HPLC-MS/MS analysis detected 5911.4±518.0 μg atrazine kg-1 soil from non-incubated Control 0 (Table 7), indicating that the extraction recovery was 101.3±8.9%. 2-hydroxyatrazine, desethyl atrazine, desisopropyl atrazine and desethyl desisopropyl atrazine were detected in the Control 0 soil as minor contaminants. Atrazine content in soil from the pots with bacterized plants was 125.1±8.4 μg kg-1, indicating that inoculation of wheat seeds with Arthrobacter ureafaciens strain liuloul resulted in degradation of nearly 97.9% of the herbicide applied.

Degradation of atrazine in non-planted (Control 1) and planted (Control W) soils amounted to 42-46% (Table 7). The analysis of atrazine metabolites in the non-treated soils from planted (Control W) and non-planted (Control 1) pots revealed accumulation of desethyl atrazine as a major contaminant and 2-hydroxyatrazine, desisopropyl atrazine, and desethyl desisopropyl atrazine as minor ones (Table 7). Application of Arthrobacter ureafaciens strain liuloul by means of seed inoculation completely prevented the accumulation of desethyl atrazine and desisopropyl atrazine in soil, and reduced desethyl atrazine concentration by 3.7 times compared to its initial level in the contaminated soil (Control 0). The content of desethyl desisopropyl atrazine in the treated soil was reduced by more than 4 times and the content of 2-hydroxyatrazine was reduced by nearly 25-33% compared to the non-planted Control 1 and planted Control W.

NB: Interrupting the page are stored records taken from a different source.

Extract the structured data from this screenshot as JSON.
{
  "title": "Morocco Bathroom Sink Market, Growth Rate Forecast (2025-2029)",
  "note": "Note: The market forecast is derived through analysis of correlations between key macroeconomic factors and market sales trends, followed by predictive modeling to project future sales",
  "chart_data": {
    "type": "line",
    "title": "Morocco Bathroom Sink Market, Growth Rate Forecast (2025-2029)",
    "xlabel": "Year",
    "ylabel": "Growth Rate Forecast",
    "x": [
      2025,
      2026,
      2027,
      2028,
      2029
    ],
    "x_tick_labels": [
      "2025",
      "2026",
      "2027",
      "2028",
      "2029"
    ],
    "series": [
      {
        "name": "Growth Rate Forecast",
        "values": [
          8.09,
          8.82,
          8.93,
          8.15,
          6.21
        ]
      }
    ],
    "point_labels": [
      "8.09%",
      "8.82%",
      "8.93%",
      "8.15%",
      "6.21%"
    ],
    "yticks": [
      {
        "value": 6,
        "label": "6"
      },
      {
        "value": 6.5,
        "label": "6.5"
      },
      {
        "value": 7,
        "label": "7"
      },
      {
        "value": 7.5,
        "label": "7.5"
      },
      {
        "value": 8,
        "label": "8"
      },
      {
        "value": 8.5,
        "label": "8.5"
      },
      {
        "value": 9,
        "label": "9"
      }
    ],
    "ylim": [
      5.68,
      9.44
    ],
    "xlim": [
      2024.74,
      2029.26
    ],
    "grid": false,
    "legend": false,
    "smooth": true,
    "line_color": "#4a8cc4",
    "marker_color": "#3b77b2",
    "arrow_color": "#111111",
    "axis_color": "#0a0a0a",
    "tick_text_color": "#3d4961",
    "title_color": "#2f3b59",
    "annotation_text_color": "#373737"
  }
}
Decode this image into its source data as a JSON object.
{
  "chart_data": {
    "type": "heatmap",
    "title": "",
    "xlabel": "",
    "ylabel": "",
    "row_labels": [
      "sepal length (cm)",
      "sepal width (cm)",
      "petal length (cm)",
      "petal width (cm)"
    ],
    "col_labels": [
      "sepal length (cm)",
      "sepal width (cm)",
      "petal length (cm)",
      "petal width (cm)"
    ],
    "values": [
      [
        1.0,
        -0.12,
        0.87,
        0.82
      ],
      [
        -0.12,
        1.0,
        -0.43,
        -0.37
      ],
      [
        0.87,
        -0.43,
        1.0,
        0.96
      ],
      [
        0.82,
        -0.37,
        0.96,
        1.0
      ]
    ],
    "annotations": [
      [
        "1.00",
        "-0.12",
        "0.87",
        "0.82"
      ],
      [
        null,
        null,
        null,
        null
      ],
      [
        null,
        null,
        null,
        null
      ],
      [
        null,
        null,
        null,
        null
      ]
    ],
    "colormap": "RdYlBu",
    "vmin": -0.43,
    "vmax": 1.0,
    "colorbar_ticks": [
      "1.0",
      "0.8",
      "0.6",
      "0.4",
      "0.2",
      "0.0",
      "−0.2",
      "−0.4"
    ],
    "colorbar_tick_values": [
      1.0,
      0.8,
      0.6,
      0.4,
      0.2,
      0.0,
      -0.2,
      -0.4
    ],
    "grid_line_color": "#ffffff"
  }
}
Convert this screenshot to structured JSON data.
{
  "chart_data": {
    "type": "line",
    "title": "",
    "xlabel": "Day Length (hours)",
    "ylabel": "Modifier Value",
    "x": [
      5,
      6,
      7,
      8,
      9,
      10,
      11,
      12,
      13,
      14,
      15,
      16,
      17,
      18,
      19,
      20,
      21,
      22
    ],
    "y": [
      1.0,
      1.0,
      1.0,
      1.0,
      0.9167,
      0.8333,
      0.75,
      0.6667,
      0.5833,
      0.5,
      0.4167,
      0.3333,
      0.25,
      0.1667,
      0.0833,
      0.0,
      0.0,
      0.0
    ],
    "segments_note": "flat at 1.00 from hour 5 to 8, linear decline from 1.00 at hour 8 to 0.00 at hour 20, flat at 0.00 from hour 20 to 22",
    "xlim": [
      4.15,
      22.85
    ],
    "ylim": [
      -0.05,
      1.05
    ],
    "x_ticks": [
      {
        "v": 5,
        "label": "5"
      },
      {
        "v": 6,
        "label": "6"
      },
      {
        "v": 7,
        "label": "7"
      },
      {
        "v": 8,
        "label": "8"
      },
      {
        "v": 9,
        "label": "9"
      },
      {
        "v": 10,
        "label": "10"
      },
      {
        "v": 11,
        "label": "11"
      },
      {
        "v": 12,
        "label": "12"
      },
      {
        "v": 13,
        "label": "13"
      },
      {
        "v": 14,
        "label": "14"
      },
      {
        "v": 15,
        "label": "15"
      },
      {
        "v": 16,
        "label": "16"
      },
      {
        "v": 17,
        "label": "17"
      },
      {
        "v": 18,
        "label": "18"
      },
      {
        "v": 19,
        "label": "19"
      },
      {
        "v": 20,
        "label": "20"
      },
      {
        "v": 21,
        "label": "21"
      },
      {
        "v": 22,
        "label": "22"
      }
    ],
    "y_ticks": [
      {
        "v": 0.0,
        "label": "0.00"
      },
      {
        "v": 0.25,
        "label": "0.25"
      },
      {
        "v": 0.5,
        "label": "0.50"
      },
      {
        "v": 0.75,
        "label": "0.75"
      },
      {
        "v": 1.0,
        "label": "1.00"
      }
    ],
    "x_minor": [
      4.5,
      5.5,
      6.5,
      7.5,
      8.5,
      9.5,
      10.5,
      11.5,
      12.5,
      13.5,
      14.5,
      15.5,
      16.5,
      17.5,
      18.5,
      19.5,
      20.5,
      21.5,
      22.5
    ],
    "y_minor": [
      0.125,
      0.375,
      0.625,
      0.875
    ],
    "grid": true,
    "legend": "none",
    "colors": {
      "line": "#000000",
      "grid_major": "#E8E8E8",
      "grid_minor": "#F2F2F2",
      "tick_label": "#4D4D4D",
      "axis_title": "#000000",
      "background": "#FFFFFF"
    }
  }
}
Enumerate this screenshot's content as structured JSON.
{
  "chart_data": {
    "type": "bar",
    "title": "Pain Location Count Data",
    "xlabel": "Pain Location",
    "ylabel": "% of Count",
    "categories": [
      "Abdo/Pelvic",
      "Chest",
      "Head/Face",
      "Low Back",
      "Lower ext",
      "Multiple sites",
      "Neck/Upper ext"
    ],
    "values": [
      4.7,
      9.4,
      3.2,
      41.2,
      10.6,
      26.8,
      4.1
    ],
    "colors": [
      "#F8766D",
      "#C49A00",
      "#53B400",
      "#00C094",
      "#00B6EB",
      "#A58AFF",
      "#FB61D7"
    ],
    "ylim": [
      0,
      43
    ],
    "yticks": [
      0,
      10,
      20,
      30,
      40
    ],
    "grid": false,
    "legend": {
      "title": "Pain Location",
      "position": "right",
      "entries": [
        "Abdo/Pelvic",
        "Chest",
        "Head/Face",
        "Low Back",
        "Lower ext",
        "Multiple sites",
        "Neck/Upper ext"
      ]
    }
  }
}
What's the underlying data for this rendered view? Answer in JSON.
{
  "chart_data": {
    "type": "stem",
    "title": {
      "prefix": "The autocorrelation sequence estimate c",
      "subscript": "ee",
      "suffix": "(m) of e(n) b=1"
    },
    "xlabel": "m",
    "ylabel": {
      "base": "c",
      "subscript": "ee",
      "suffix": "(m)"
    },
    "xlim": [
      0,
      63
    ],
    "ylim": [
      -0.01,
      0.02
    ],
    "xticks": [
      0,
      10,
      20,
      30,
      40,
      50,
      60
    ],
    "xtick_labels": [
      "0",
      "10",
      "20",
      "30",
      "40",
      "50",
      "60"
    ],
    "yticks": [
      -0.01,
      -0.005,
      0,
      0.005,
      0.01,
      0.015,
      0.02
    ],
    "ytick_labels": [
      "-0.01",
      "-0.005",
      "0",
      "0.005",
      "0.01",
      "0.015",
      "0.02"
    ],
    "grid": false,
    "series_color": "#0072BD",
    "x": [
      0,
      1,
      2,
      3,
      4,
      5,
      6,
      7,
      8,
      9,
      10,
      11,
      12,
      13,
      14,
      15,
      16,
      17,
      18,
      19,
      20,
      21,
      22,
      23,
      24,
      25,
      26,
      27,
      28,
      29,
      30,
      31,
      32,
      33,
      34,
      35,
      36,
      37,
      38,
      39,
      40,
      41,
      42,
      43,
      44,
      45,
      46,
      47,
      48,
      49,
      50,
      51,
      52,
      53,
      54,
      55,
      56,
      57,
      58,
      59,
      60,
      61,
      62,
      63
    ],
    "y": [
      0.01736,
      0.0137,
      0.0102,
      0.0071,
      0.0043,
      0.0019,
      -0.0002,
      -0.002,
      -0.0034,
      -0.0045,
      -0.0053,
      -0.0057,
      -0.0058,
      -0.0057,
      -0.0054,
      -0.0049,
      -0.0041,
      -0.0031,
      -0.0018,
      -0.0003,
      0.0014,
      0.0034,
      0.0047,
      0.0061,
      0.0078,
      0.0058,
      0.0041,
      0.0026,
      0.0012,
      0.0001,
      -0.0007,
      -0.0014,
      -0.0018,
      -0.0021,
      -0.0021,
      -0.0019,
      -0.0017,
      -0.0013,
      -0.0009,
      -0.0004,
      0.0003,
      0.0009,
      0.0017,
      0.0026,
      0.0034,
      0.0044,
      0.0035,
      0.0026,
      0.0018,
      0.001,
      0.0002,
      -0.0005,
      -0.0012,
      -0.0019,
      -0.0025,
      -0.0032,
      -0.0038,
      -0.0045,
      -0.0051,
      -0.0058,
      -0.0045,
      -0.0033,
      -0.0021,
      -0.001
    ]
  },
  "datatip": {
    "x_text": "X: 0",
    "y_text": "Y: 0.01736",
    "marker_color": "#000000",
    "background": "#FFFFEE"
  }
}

This example demonstrates that Arthrobacter ureafaciens strain liuloul applied to soil by means of seed inoculation before sowing (according to claims 8 and 10) remediates soil contaminated with atrazine by degrading atrazine and preventing accumulation or reducing the content of its metabolites 2-hydroxyatrazine, desethyl atrazine, desisopropyl atrazine and desethyl desisopropyl atrazine in soil.